In Kitchen United, Nazarian inherited relationships with the grocery store Kroger, where KU operated ghost kitchens, and Alimentation Couche-Tard, the company behind Circle K convenience. Both of those companies once invested in Kitchen United; now they might offer prime shelf space for Everybody Eats’s packaged food.
In January, Nazarian announced his return to the hotel business through a deal with Wyndham. He sold his remaining stake in SBE’s hotel business, including the Delano and SLS, to Accor in 2020, leaning on the company’s restaurant brands to get through the pandemic. He plans to open as many as 50 new hotels under the working title “Project HQ.” Each hotel concept will be anchored by an influencer- or celebrity chef-led restaurant, yet another distribution channel for Everybody Eats.
“When I started 20 years ago . . . all the big hotel chains wanted nothing to do with integrated food and beverage,” he says. “And look at it now: It’s the fastest-growing and most relevant part of hospitality, everyday lifestyle.”
That’s Nazarian’s key to success in this post-ghost kitchen restaurant landscape: owning the brands (or IP, if you’re Nazarian) and thrusting them physically and digitally in front of the people you want to attract.
“Nextbite and Kitchen United will not be lost,” he promises. Instead, they’ll be reborn as new businesses backed by the dealmaking power of a seasoned developer obsessed with winning over the most coveted demographics. Nazarian has lined up strategic investment from companies including “global premium experiences company” Legends, which SBE tapped in 2023 to run its food halls, and from new backers that include Alamar Saudi Arabia, a large Middle Eastern restaurant operator, and Mexican food company Grupo Herdez. Musician Marc Anthony is a new equity partner.

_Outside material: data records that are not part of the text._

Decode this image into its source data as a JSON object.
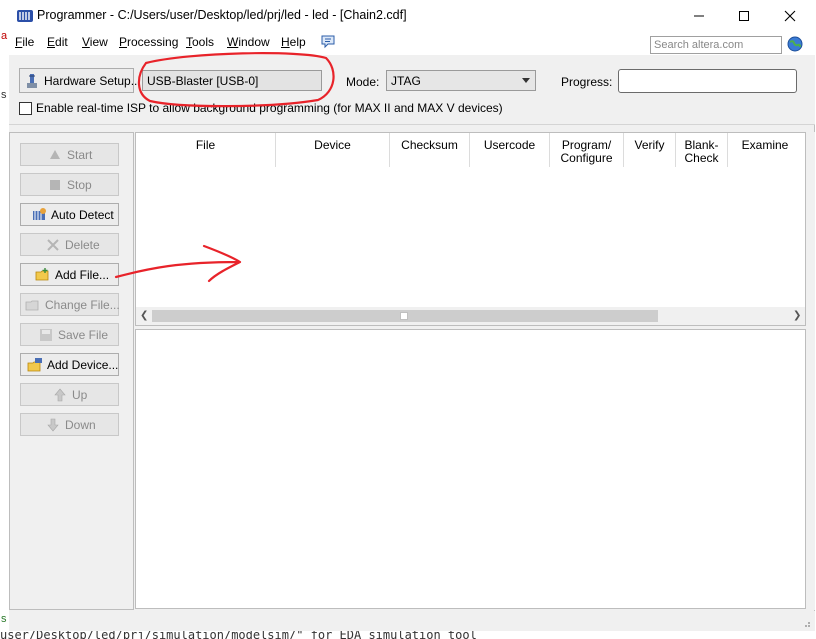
{
  "window": {
    "title": "Programmer - C:/Users/user/Desktop/led/prj/led - led - [Chain2.cdf]"
  },
  "menu": {
    "items": [
      {
        "first": "F",
        "rest": "ile"
      },
      {
        "first": "E",
        "rest": "dit"
      },
      {
        "first": "V",
        "rest": "iew"
      },
      {
        "first": "P",
        "rest": "rocessing"
      },
      {
        "first": "T",
        "rest": "ools"
      },
      {
        "first": "W",
        "rest": "indow"
      },
      {
        "first": "H",
        "rest": "elp"
      }
    ],
    "search_placeholder": "Search altera.com"
  },
  "toolbar": {
    "hardware_setup_label": "Hardware Setup...",
    "hardware_value": "USB-Blaster [USB-0]",
    "mode_label": "Mode:",
    "mode_value": "JTAG",
    "progress_label": "Progress:",
    "progress_fraction": 0,
    "isp_checkbox_label": "Enable real-time ISP to allow background programming (for MAX II and MAX V devices)",
    "isp_checked": false
  },
  "side_buttons": {
    "start": "Start",
    "stop": "Stop",
    "auto_detect": "Auto Detect",
    "delete": "Delete",
    "add_file": "Add File...",
    "change_file": "Change File...",
    "save_file": "Save File",
    "add_device": "Add Device...",
    "up": "Up",
    "down": "Down"
  },
  "table": {
    "columns": [
      {
        "l1": "File",
        "l2": ""
      },
      {
        "l1": "Device",
        "l2": ""
      },
      {
        "l1": "Checksum",
        "l2": ""
      },
      {
        "l1": "Usercode",
        "l2": ""
      },
      {
        "l1": "Program/",
        "l2": "Configure"
      },
      {
        "l1": "Verify",
        "l2": ""
      },
      {
        "l1": "Blank-",
        "l2": "Check"
      },
      {
        "l1": "Examine",
        "l2": ""
      }
    ]
  },
  "background": {
    "left_fragment_1": "a",
    "left_fragment_2": "s",
    "left_fragment_3": "s",
    "command_line": "user/Desktop/led/prj/simulation/modelsim/\" for EDA simulation tool"
  },
  "colors": {
    "annotation_red": "#e8232a",
    "progress_fill": "#06b025"
  }
}
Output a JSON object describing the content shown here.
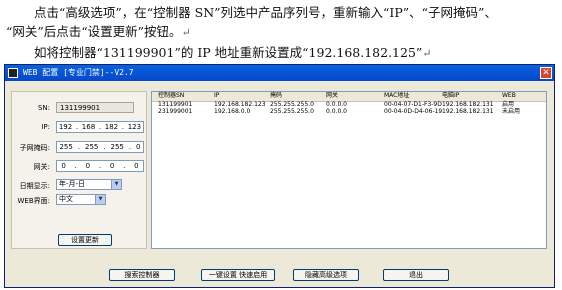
{
  "doc": {
    "line1": "点击“高级选项”，在“控制器 SN”列选中产品序列号，重新输入“IP”、“子网掩码”、",
    "line2": "“网关”后点击“设置更新”按钮。",
    "line3": "如将控制器“131199901”的 IP 地址重新设置成“192.168.182.125”",
    "para_mark": "↵"
  },
  "window": {
    "title": "WEB 配置 [专业门禁]--V2.7",
    "close_glyph": "✕"
  },
  "form": {
    "sn_label": "SN:",
    "sn_value": "131199901",
    "ip_label": "IP:",
    "ip": [
      "192",
      "168",
      "182",
      "123"
    ],
    "mask_label": "子网掩码:",
    "mask": [
      "255",
      "255",
      "255",
      "0"
    ],
    "gateway_label": "网关:",
    "gateway": [
      "0",
      "0",
      "0",
      "0"
    ],
    "date_label": "日期显示:",
    "date_value": "年-月-日",
    "web_label": "WEB界面:",
    "web_value": "中文",
    "update_button": "设置更新"
  },
  "table": {
    "columns": [
      "控制器SN",
      "IP",
      "掩码",
      "网关",
      "MAC地址",
      "电脑IP",
      "WEB"
    ],
    "rows": [
      [
        "131199901",
        "192.168.182.123",
        "255.255.255.0",
        "0.0.0.0",
        "00-04-07-D1-F3-9D",
        "192.168.182.131",
        "启用"
      ],
      [
        "231999001",
        "192.168.0.0",
        "255.255.255.0",
        "0.0.0.0",
        "00-04-0D-D4-06-19",
        "192.168.182.131",
        "未启用"
      ]
    ]
  },
  "footer": {
    "search_button": "搜索控制器",
    "quick_button": "一键设置 快速启用",
    "hide_button": "隐藏高级选项",
    "exit_button": "退出"
  },
  "colors": {
    "titlebar": "#0548c8",
    "window_bg": "#ece9d8",
    "selection": "#316ac5"
  }
}
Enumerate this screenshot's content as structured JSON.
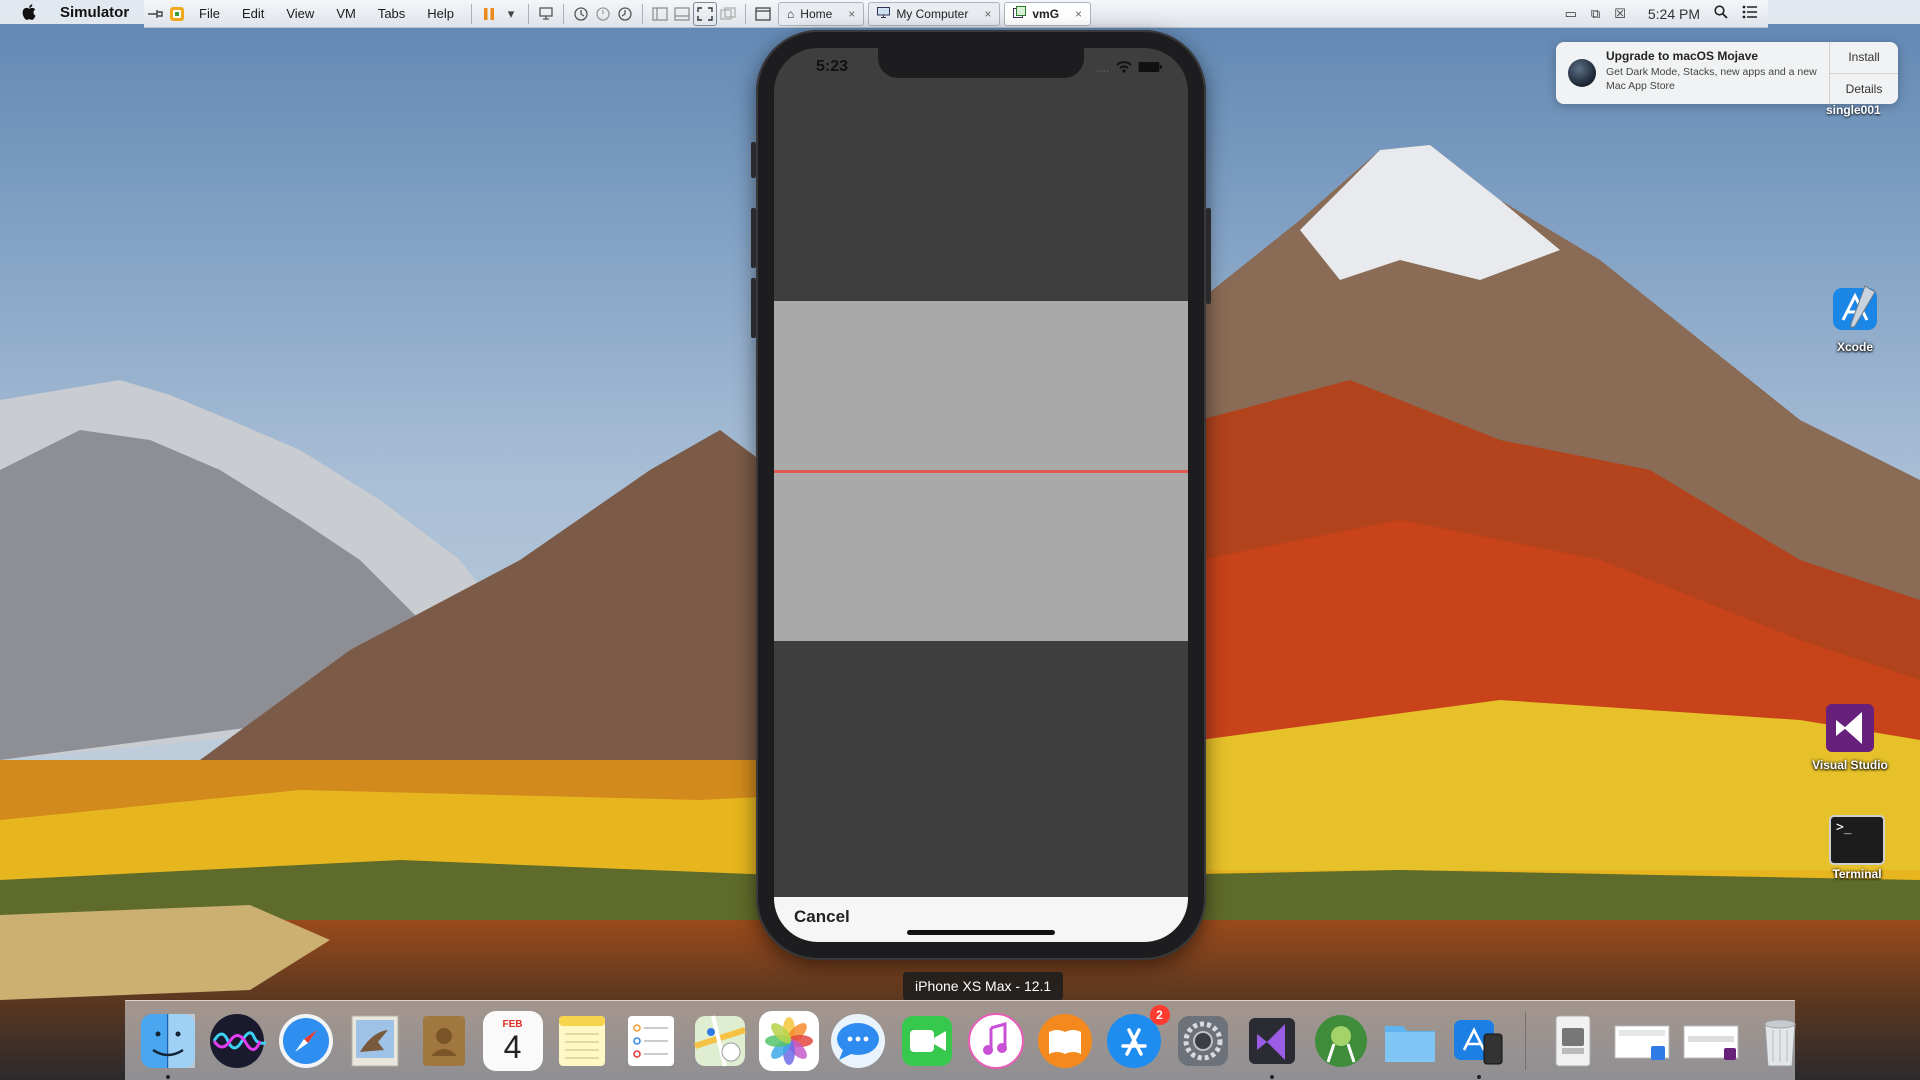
{
  "menubar": {
    "app_name": "Simulator",
    "cut_menu_fragment": "F",
    "clock": "5:24 PM"
  },
  "vm_toolbar": {
    "menus": [
      "File",
      "Edit",
      "View",
      "VM",
      "Tabs",
      "Help"
    ],
    "tabs": [
      {
        "label": "Home",
        "icon": "home-icon"
      },
      {
        "label": "My Computer",
        "icon": "computer-icon"
      },
      {
        "label": "vmG",
        "icon": "vm-icon"
      }
    ],
    "tab_close_glyph": "×"
  },
  "notification": {
    "title": "Upgrade to macOS Mojave",
    "text": "Get Dark Mode, Stacks, new apps and a new Mac App Store",
    "install_label": "Install",
    "details_label": "Details"
  },
  "desktop": {
    "partial_label": "single001",
    "icons": [
      {
        "name": "xcode",
        "label": "Xcode"
      },
      {
        "name": "visual-studio",
        "label": "Visual Studio"
      },
      {
        "name": "terminal",
        "label": "Terminal"
      }
    ],
    "terminal_prompt": ">_"
  },
  "phone": {
    "status_time": "5:23",
    "cancel_label": "Cancel",
    "colors": {
      "screen_bg": "#3e3e3e",
      "scan_zone": "#a9a9a9",
      "scan_line": "#e0584f",
      "bottom_bar": "#f6f6f6"
    }
  },
  "device_label": "iPhone XS Max - 12.1",
  "dock": {
    "calendar_month": "FEB",
    "calendar_day": "4",
    "app_store_badge": "2",
    "items": [
      "finder",
      "siri",
      "safari",
      "mail-photos",
      "contacts",
      "calendar",
      "notes",
      "reminders",
      "maps",
      "photos",
      "messages",
      "facetime",
      "itunes",
      "ibooks",
      "app-store",
      "system-preferences",
      "visual-studio",
      "android-studio",
      "folder",
      "xcode-simulator",
      "downloads-stack",
      "preview-stack",
      "window-stack",
      "trash"
    ]
  }
}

Nazarian promises a handful of upcoming restaurant brand launches with major YouTube creators who have a collective subscriber base in the hundreds of millions. There’s also a deal for a food hall in London, and a chance to move all of these restaurant brands into more of Wyndham’s 9,000-plus properties, including as in-room dining options in traditionally limited-service hotels. Nazarian’s in talks with a large U.S. charter school company to rethink breakfast and lunch for Gen Z students. And he’s expanding existing food service partnerships, like the one at Florida’s Chase Stadium, home to soccer team Inter Miami, where star player Lionel Messi draws a sold-out crowd, every game.
It could be a winning strategy. After all, everybody eats.